Hice una pausa, cerrando los ojos, imaginándome literalmente a mí y a Cassidy como compañeros. —Nos haremos infelices el uno al otro; eso lo sé. Desearía poder amarla aunque sea un poco, pero mi corazón está completamente cerrado para ella y me siento mal porque ella merece algo mejor. Merece un hombre que adore el suelo que pisa.

—Ella eligió este camino ella misma, Ramsey. Más que nadie, conozco bien tu historia y sé cuánto ella prácticamente te ha estado persiguiendo. No es tu culpa que eso haya pasado, y creo que deberías decirle a Lyla sobre eso…

—¿Qué diferencia haría? —bufé—. No es como si ella lo dejara por mí.

—Tal vez si hubieras sido claro sobre todo desde aquel primer día y no hubieras intentado ser un Líder Lican alrededor de ella, tal vez nada de esto hubiera pasado. Ves lo fácil que es conectarte con ella cuando dejas de sobreanalizar las cosas y simplemente dejas que tus sentimientos te guíen?

—No quiero tu sermón ahora, Lenny —lo fulminé con la mirada—. Por toda tu charla sobre cosas así, todavía estás soltero. ¿No quieres encontrar una compañera? —Me alejé del espejo—. Ahora que lo pienso, ¿estás saliendo con alguien?

—Él rió—. Estoy viendo a alguien actualmente, pero sabes que me gusta mantener todas mis relaciones en privado. Así hace que las rupturas sean menos desordenadas y realmente no soy del tipo que se casa. Soy del tipo que se divierte por ahora.

—¡Bien por ti! —le sonreí con ironía.

—La cara de Lenny se suavizó, y puso una mano tranquilizadora en mi hombro—. A veces, nuestros peores miedos sobre algo pueden resultar ser nada más que una farsa. Tú podrías… quizás, solo quizás, encontrar algo real con Cassidy y entonces ambos podrían realmente tener un buen matrimonio.

—Quería decirle que esta era la realidad y no algún cuento de hadas inventado, pero asentí distraídamente—. Quiero estar solo.

—Él dudó, pero finalmente retrocedió mientras se dirigía hacia la puerta. Justo cuando llegó a la puerta, lo detuve.

—¿Ha habido algún avistamiento del hombre lobo de dos colas? ¿Y cuál es la situación con los Ferales? —pregunté.

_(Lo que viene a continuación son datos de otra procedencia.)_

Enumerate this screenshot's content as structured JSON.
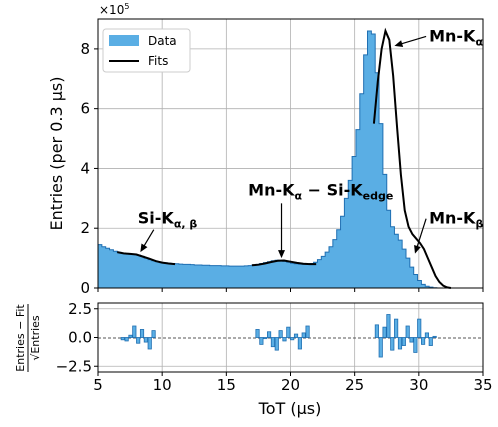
{
  "chart_data": [
    {
      "type": "area",
      "xlim": [
        5,
        35
      ],
      "ylim": [
        0,
        9
      ],
      "ylabel": "Entries (per 0.3 µs)",
      "y_multiplier_label": "×10",
      "y_multiplier_exp": "5",
      "grid": true,
      "legend_position": "top-left",
      "y_ticks": [
        0,
        2,
        4,
        6,
        8
      ],
      "series": [
        {
          "name": "Data",
          "style": "filled-step",
          "color": "#5aaee4",
          "edge_color": "#1f6fb2",
          "x": [
            5.0,
            5.3,
            5.6,
            5.9,
            6.2,
            6.5,
            6.8,
            7.1,
            7.4,
            7.7,
            8.0,
            8.3,
            8.6,
            8.9,
            9.2,
            9.5,
            9.8,
            10.1,
            10.4,
            10.7,
            11.0,
            11.3,
            11.6,
            11.9,
            12.2,
            12.5,
            12.8,
            13.1,
            13.4,
            13.7,
            14.0,
            14.3,
            14.6,
            14.9,
            15.2,
            15.5,
            15.8,
            16.1,
            16.4,
            16.7,
            17.0,
            17.3,
            17.6,
            17.9,
            18.2,
            18.5,
            18.8,
            19.1,
            19.4,
            19.7,
            20.0,
            20.3,
            20.6,
            20.9,
            21.2,
            21.5,
            21.8,
            22.1,
            22.4,
            22.7,
            23.0,
            23.3,
            23.6,
            23.9,
            24.2,
            24.5,
            24.8,
            25.1,
            25.4,
            25.7,
            26.0,
            26.3,
            26.6,
            26.9,
            27.2,
            27.5,
            27.8,
            28.1,
            28.4,
            28.7,
            29.0,
            29.3,
            29.6,
            29.9,
            30.2,
            30.5,
            30.8,
            31.1,
            31.4,
            31.7,
            32.0,
            32.3,
            32.6,
            32.9
          ],
          "values": [
            1.45,
            1.38,
            1.33,
            1.28,
            1.23,
            1.19,
            1.17,
            1.15,
            1.13,
            1.12,
            1.1,
            1.06,
            1.0,
            0.95,
            0.91,
            0.88,
            0.85,
            0.84,
            0.83,
            0.82,
            0.81,
            0.8,
            0.79,
            0.79,
            0.78,
            0.77,
            0.77,
            0.76,
            0.76,
            0.75,
            0.75,
            0.75,
            0.74,
            0.74,
            0.73,
            0.73,
            0.73,
            0.73,
            0.74,
            0.75,
            0.77,
            0.79,
            0.82,
            0.85,
            0.88,
            0.91,
            0.93,
            0.92,
            0.89,
            0.86,
            0.83,
            0.81,
            0.8,
            0.79,
            0.8,
            0.82,
            0.86,
            0.95,
            1.06,
            1.2,
            1.38,
            1.62,
            1.95,
            2.4,
            3.0,
            3.6,
            4.4,
            5.3,
            6.5,
            7.8,
            8.6,
            8.5,
            7.2,
            5.5,
            3.8,
            2.6,
            2.05,
            1.8,
            1.6,
            1.3,
            1.0,
            0.7,
            0.45,
            0.25,
            0.12,
            0.06,
            0.03,
            0.01,
            0.0,
            0.0,
            0.0,
            0.0,
            0.0,
            0.0
          ]
        },
        {
          "name": "Fits",
          "style": "line",
          "color": "#000000",
          "segments": [
            {
              "x": [
                6.5,
                7.0,
                7.5,
                8.0,
                8.5,
                9.0,
                9.5,
                10.0,
                10.5,
                11.0
              ],
              "y": [
                1.2,
                1.16,
                1.14,
                1.12,
                1.05,
                0.98,
                0.9,
                0.85,
                0.82,
                0.8
              ]
            },
            {
              "x": [
                17.0,
                17.5,
                18.0,
                18.5,
                19.0,
                19.5,
                20.0,
                20.5,
                21.0,
                21.5,
                22.0
              ],
              "y": [
                0.76,
                0.78,
                0.82,
                0.87,
                0.91,
                0.92,
                0.88,
                0.84,
                0.81,
                0.8,
                0.8
              ]
            },
            {
              "x": [
                26.5,
                26.8,
                27.1,
                27.4,
                27.7,
                28.0,
                28.3,
                28.6,
                28.9,
                29.2,
                29.5,
                29.8,
                30.1,
                30.4,
                30.7,
                31.0,
                31.3,
                31.6,
                31.9,
                32.2,
                32.5
              ],
              "y": [
                5.5,
                6.9,
                8.0,
                8.6,
                8.3,
                7.1,
                5.4,
                3.8,
                2.6,
                2.05,
                1.8,
                1.65,
                1.5,
                1.3,
                1.0,
                0.7,
                0.4,
                0.2,
                0.08,
                0.02,
                0.0
              ]
            }
          ]
        }
      ],
      "annotations": [
        {
          "text_main": "Si-K",
          "text_sub": "α, β",
          "x": 8.3,
          "y": 1.2,
          "text_x": 8.1,
          "text_y": 2.15
        },
        {
          "text_main": "Mn-K",
          "text_sub": "α",
          "text_mid": " − Si-K",
          "text_sub2": "edge",
          "x": 19.3,
          "y": 1.0,
          "text_x": 16.7,
          "text_y": 3.1
        },
        {
          "text_main": "Mn-K",
          "text_sub": "α",
          "x": 28.1,
          "y": 8.1,
          "text_x": 30.8,
          "text_y": 8.25
        },
        {
          "text_main": "Mn-K",
          "text_sub": "β",
          "x": 29.7,
          "y": 1.15,
          "text_x": 30.8,
          "text_y": 2.15
        }
      ]
    },
    {
      "type": "bar",
      "xlim": [
        5,
        35
      ],
      "ylim": [
        -3.0,
        3.0
      ],
      "xlabel": "ToT (µs)",
      "ylabel_top": "Entries − Fit",
      "ylabel_bottom": "√Entries",
      "grid": true,
      "x_ticks": [
        5,
        10,
        15,
        20,
        25,
        30,
        35
      ],
      "y_ticks": [
        -2.5,
        0.0,
        2.5
      ],
      "y_tick_labels": [
        "−2.5",
        "0.0",
        "2.5"
      ],
      "color": "#5aaee4",
      "edge_color": "#1f6fb2",
      "bin_width": 0.3,
      "x": [
        6.8,
        7.1,
        7.4,
        7.7,
        8.0,
        8.3,
        8.6,
        8.9,
        9.2,
        9.5,
        17.3,
        17.6,
        17.9,
        18.2,
        18.5,
        18.8,
        19.1,
        19.4,
        19.7,
        20.0,
        20.3,
        20.6,
        20.9,
        21.2,
        26.6,
        26.9,
        27.2,
        27.5,
        27.8,
        28.1,
        28.4,
        28.7,
        29.0,
        29.3,
        29.6,
        29.9,
        30.2,
        30.5,
        30.8,
        31.1,
        31.4,
        31.7,
        32.0
      ],
      "values": [
        -0.2,
        -0.3,
        0.2,
        1.0,
        -0.5,
        0.7,
        -0.4,
        -1.0,
        0.6,
        0.0,
        0.7,
        -0.6,
        -0.1,
        0.5,
        -0.8,
        -1.1,
        0.6,
        -0.3,
        0.9,
        -0.2,
        0.3,
        -1.0,
        0.4,
        1.0,
        1.1,
        -1.7,
        0.9,
        2.0,
        -1.1,
        1.6,
        -1.0,
        -0.7,
        1.0,
        -0.4,
        -1.3,
        1.6,
        -0.6,
        0.4,
        -0.7,
        0.1,
        0.0,
        0.0,
        0.0
      ]
    }
  ]
}
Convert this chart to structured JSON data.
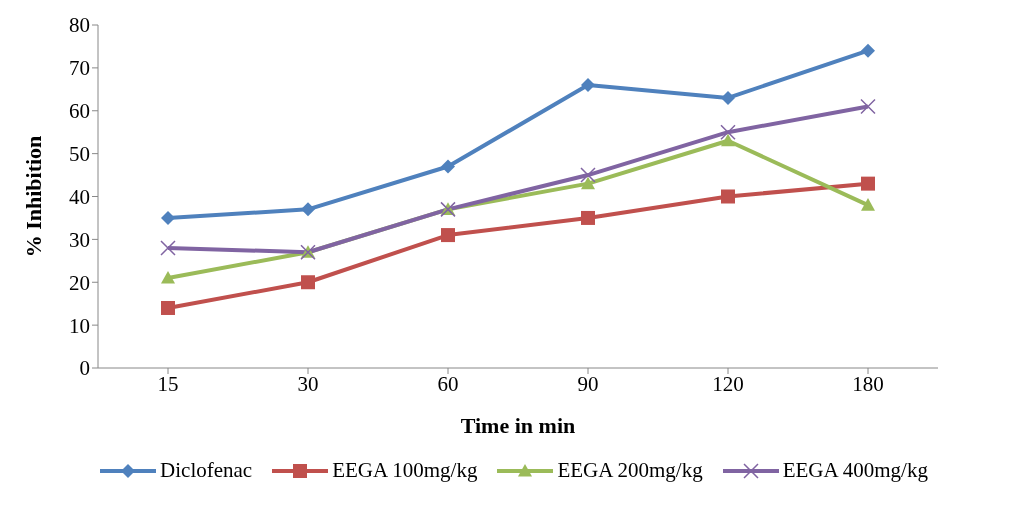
{
  "chart_data": {
    "type": "line",
    "xlabel": "Time in min",
    "ylabel": "% Inhibition",
    "categories": [
      "15",
      "30",
      "60",
      "90",
      "120",
      "180"
    ],
    "series": [
      {
        "name": "Diclofenac",
        "color": "#4f81bd",
        "marker": "diamond",
        "values": [
          35,
          37,
          47,
          66,
          63,
          74
        ]
      },
      {
        "name": "EEGA 100mg/kg",
        "color": "#c0504d",
        "marker": "square",
        "values": [
          14,
          20,
          31,
          35,
          40,
          43
        ]
      },
      {
        "name": "EEGA 200mg/kg",
        "color": "#9bbb59",
        "marker": "triangle",
        "values": [
          21,
          27,
          37,
          43,
          53,
          38
        ]
      },
      {
        "name": "EEGA 400mg/kg",
        "color": "#8064a2",
        "marker": "cross",
        "values": [
          28,
          27,
          37,
          45,
          55,
          61
        ]
      }
    ],
    "ylim": [
      0,
      80
    ],
    "yticks": [
      0,
      10,
      20,
      30,
      40,
      50,
      60,
      70,
      80
    ],
    "grid": false,
    "legend": "bottom",
    "line_style": "solid"
  }
}
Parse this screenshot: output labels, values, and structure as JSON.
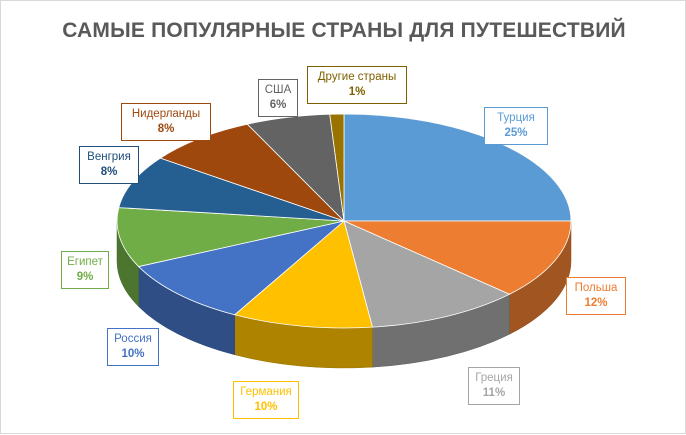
{
  "chart_data": {
    "type": "pie",
    "title": "САМЫЕ ПОПУЛЯРНЫЕ СТРАНЫ ДЛЯ ПУТЕШЕСТВИЙ",
    "three_d": true,
    "legend": "none",
    "categories": [
      "Турция",
      "Польша",
      "Греция",
      "Германия",
      "Россия",
      "Египет",
      "Венгрия",
      "Нидерланды",
      "США",
      "Другие страны"
    ],
    "values": [
      25,
      12,
      11,
      10,
      10,
      9,
      8,
      8,
      6,
      1
    ],
    "value_labels": [
      "25%",
      "12%",
      "11%",
      "10%",
      "10%",
      "9%",
      "8%",
      "8%",
      "6%",
      "1%"
    ],
    "colors": [
      "#5b9bd5",
      "#ed7d31",
      "#a5a5a5",
      "#ffc000",
      "#4472c4",
      "#70ad47",
      "#255e91",
      "#9e480e",
      "#636363",
      "#997300"
    ],
    "label_colors": [
      "#5b9bd5",
      "#ed7d31",
      "#a5a5a5",
      "#ffc000",
      "#4472c4",
      "#70ad47",
      "#1f4e79",
      "#9e480e",
      "#636363",
      "#7f6000"
    ]
  }
}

—Él negó con la cabeza—. No ha habido avistamientos del hombre lobo de dos colas, pero seguimos buscando, y no hay nuevos informes sobre los Ferales tampoco. Es como si nunca hubieran estado aquí.

—Gracias —murmuré.

Lenny asintió y salió de la habitación, cerrando la puerta suavemente detrás de él.

Solo al fin, caminé hacia mi escritorio y abrí un cajón. De él saqué un pequeño marco de fotos desgastado. Dentro había una fotografía de mis padres. Me sonreían desde la foto, sus sonrisas congeladas en un momento de felicidad que siempre recordaré.

El fuerte brazo de mi padre alrededor de mi madre, sus ojos llenos de calidez y amor. Tracé el borde del marco con mi pulgar, mi corazón pesado con anhelo y arrepentimiento.

Lo miré, perdido en mis pensamientos hasta que un golpe me sobresaltó de mi ensimismamiento.

—La puerta chirrió al abrirse y Lyla asomó la cabeza—. ¿Puedo pasar? —preguntó.